Pastoraat vanaf de preekstoel
De vraag is nu, of deze beschrijving van de sleutelmacht genoegzame grond biedt voor de beoefening ervan in de pastorale praktijk, waarin de ontmoeting plaats vindt tussen de herder van de kudde en het afzonderlijke schaap of lammetje van de kudde.
Het laat zich denken dat de preekstoel vanwege de afstand waarop zij ten opzichte van de gemeente staat, een geschikte plaats is voor zulk een openlijke, kerkelijke en algemeen gehouden verkondiging. Weliswaar is de persoonlijke, hoogstindividuele aanspraak in de kerk niet geheel onmogelijk. We bedoelen daarmee vanzelf niet dat de dominee vanaf de kansel zich zeer persoonlijk tot een broeder of zuster richt. Zo'n wijze van preken mag onder sommige kleinere kerkelijke groeperingen niet helemaal ongebruikelijk zijn, een zodanige praktijk komt ons ongewenst voor.
We gaan zelfs nog verder. Wanneer iemand in de gemeente onder de preek van de dominee het onbehagelijke gevoel zou krijgen dat hij of zij vanaf de kansel een persoonlijk bedoelde opmerking toegevoegd krijgt, kan dit een teken zijn dat de prediker misbruik maakt van zijn positie, daar in de hoogte en op een veilige afstand.
We bedoelen dit dus niet, wanneer we zeggen, dat in de kerk een persoonlijke, hoogst individuele aanspraak niet onmogelijk is. We menen te mogen zeggen, dat juist dit persoonlijk element in de prediking hoogstgewenst is. De hoorder moet zich persoonlijk betrokken en aangesproken voelen.

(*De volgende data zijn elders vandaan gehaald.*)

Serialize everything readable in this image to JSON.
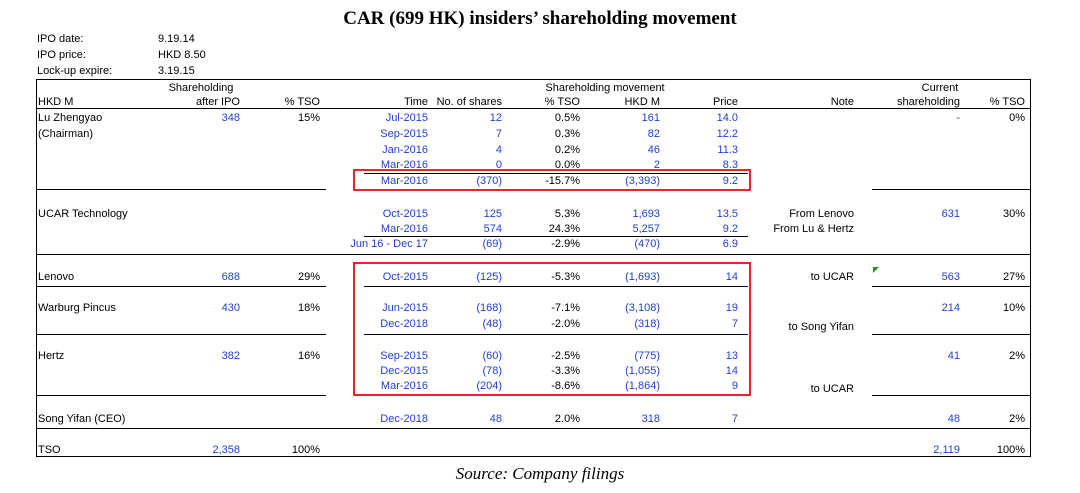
{
  "title": "CAR (699 HK) insiders’ shareholding movement",
  "source": "Source: Company filings",
  "meta": [
    {
      "label": "IPO date:",
      "value": "9.19.14"
    },
    {
      "label": "IPO price:",
      "value": "HKD 8.50"
    },
    {
      "label": "Lock-up expire:",
      "value": "3.19.15"
    }
  ],
  "headers": {
    "shareholding": "Shareholding",
    "hkdm": "HKD M",
    "after_ipo": "after IPO",
    "tso": "% TSO",
    "movement": "Shareholding movement",
    "time": "Time",
    "no_shares": "No. of shares",
    "mv_tso": "% TSO",
    "mv_hkdm": "HKD M",
    "price": "Price",
    "note": "Note",
    "current": "Current",
    "cur_shareholding": "shareholding",
    "cur_tso": "% TSO"
  },
  "rows": {
    "lu": {
      "name": "Lu Zhengyao",
      "sub": "(Chairman)",
      "after_ipo": "348",
      "tso": "15%",
      "cur": "-",
      "cur_tso": "0%",
      "moves": [
        {
          "time": "Jul-2015",
          "shares": "12",
          "pct": "0.5%",
          "hkdm": "161",
          "price": "14.0"
        },
        {
          "time": "Sep-2015",
          "shares": "7",
          "pct": "0.3%",
          "hkdm": "82",
          "price": "12.2"
        },
        {
          "time": "Jan-2016",
          "shares": "4",
          "pct": "0.2%",
          "hkdm": "46",
          "price": "11.3"
        },
        {
          "time": "Mar-2016",
          "shares": "0",
          "pct": "0.0%",
          "hkdm": "2",
          "price": "8.3"
        },
        {
          "time": "Mar-2016",
          "shares": "(370)",
          "pct": "-15.7%",
          "hkdm": "(3,393)",
          "price": "9.2"
        }
      ]
    },
    "ucar": {
      "name": "UCAR Technology",
      "cur": "631",
      "cur_tso": "30%",
      "moves": [
        {
          "time": "Oct-2015",
          "shares": "125",
          "pct": "5.3%",
          "hkdm": "1,693",
          "price": "13.5",
          "note": "From Lenovo"
        },
        {
          "time": "Mar-2016",
          "shares": "574",
          "pct": "24.3%",
          "hkdm": "5,257",
          "price": "9.2",
          "note": "From Lu & Hertz"
        },
        {
          "time": "Jun 16 - Dec 17",
          "shares": "(69)",
          "pct": "-2.9%",
          "hkdm": "(470)",
          "price": "6.9"
        }
      ]
    },
    "lenovo": {
      "name": "Lenovo",
      "after_ipo": "688",
      "tso": "29%",
      "cur": "563",
      "cur_tso": "27%",
      "moves": [
        {
          "time": "Oct-2015",
          "shares": "(125)",
          "pct": "-5.3%",
          "hkdm": "(1,693)",
          "price": "14",
          "note": "to UCAR"
        }
      ]
    },
    "warburg": {
      "name": "Warburg Pincus",
      "after_ipo": "430",
      "tso": "18%",
      "cur": "214",
      "cur_tso": "10%",
      "moves": [
        {
          "time": "Jun-2015",
          "shares": "(168)",
          "pct": "-7.1%",
          "hkdm": "(3,108)",
          "price": "19"
        },
        {
          "time": "Dec-2018",
          "shares": "(48)",
          "pct": "-2.0%",
          "hkdm": "(318)",
          "price": "7",
          "note": "to Song Yifan"
        }
      ]
    },
    "hertz": {
      "name": "Hertz",
      "after_ipo": "382",
      "tso": "16%",
      "cur": "41",
      "cur_tso": "2%",
      "moves": [
        {
          "time": "Sep-2015",
          "shares": "(60)",
          "pct": "-2.5%",
          "hkdm": "(775)",
          "price": "13"
        },
        {
          "time": "Dec-2015",
          "shares": "(78)",
          "pct": "-3.3%",
          "hkdm": "(1,055)",
          "price": "14"
        },
        {
          "time": "Mar-2016",
          "shares": "(204)",
          "pct": "-8.6%",
          "hkdm": "(1,864)",
          "price": "9",
          "note": "to UCAR"
        }
      ]
    },
    "song": {
      "name": "Song Yifan (CEO)",
      "cur": "48",
      "cur_tso": "2%",
      "moves": [
        {
          "time": "Dec-2018",
          "shares": "48",
          "pct": "2.0%",
          "hkdm": "318",
          "price": "7"
        }
      ]
    },
    "tso": {
      "name": "TSO",
      "after_ipo": "2,358",
      "tso": "100%",
      "cur": "2,119",
      "cur_tso": "100%"
    }
  }
}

Hij moet zich in zekere zin herkennen onder de aangesprokenen als iemand voor wie het Woord der verzoening is gesproken. Hij moet er van doordrongen zijn dat het Woord der verzoening van Godswege tot hem of haar komt.
Maar het kerkelijk, het publieke en ook het conditionele karakter van het gepredikte Woord betekent toch ook een vorm van veiligheid voor de prediker. De hoorder moet zelf, bij het licht van de Geest en het Woord, voor Gods aangezicht beslissen of het Woord van de vrijspraak hem of haar persoonlijk geldt. Als de prediker de preekstoel afstapt kan hij zeggen: ik kon niet anders, God helpe mij, amen. En hij mag bij getrouwe biddende arbeid het overige ook aan de Here toevertrouwen. Hij mag en hij zal het aan Hem overlaten wat Hij in zijn vrijmacht met het Woord doet. En hij mag het aan de hoorder overlaten wat hij of zij in biddende geloofswerkzaamheid met het Woord doet. Het zal immers niet ledig tot de Here wederkeren, maar doen al wat aan de HERE behaagt.

Pastoraat onder vier ogen
Maar past dit alles nu ook, wanneer de pastor zich met zijn gemeentelid onder vier ogen bevindt? Worden dan de zaken niet helemaal anders? Het publieke karakter van de bediening van het Woord is dan weggevallen. Geldt dit ook niet van het kerkelijke karakter van de bediening der sleutelen? En wordt het niet erg moeilijk, om op korte afstand recht te doen aan de conditionele aard van de bediening der verzoening? Wordt een pastor dan niet bijna gedwongen om te oordelen over het innerlijk, nl. of het geloof wel echt is, en of er ook sprake is van oprecht berouw? En kan en mag men verwachten in een gesprek onder vier ogen klaarheid te krijgen omtrent de grond waarop men het Woord van vergeving rechtstreeks richt tot een broeder of zuster in nood van geweten, in angst en onzekerheid? Kan dit gesprek feitelijk niet alleen maar bestaan in een terugverwijzing naar hetgeen openlijk, kerkelijk, en op voorwaarde van een gelovig aannemen vanaf de preekstoel werd gesproken? Is het niet uitermate riskant om zo uitdrukkelijk het Woord der verzoening zelf toe te passen in de concrete situatie? Doet men dan niet wat eigenlijk alleen de Heilige Geest kan doen? En maakt men zich dan niet schuldig aan een indringen in de onvervangbare dienst van de Heilige Geest? Met andere woorden: kan en mag men verwachten dat hier geschieden zal wat de Here beloofd heeft toen Hij tot zijn discipelen zei: Zo gij iemands zonden vergeeft, dien worden ze vergeven; zo gij iemands zonden houdt, dien zijn ze gehouden?

W. van 't S.

Dit artikel werd u aangeboden door: De Wekker

Deze tekst is geautomatiseerd gemaakt en kan nog fouten bevatten. Digibron werkt voortdurend aan correctie. Klik voor het origineel door naar de pdf. Voor opmerkingen, vragen, informatie: contact.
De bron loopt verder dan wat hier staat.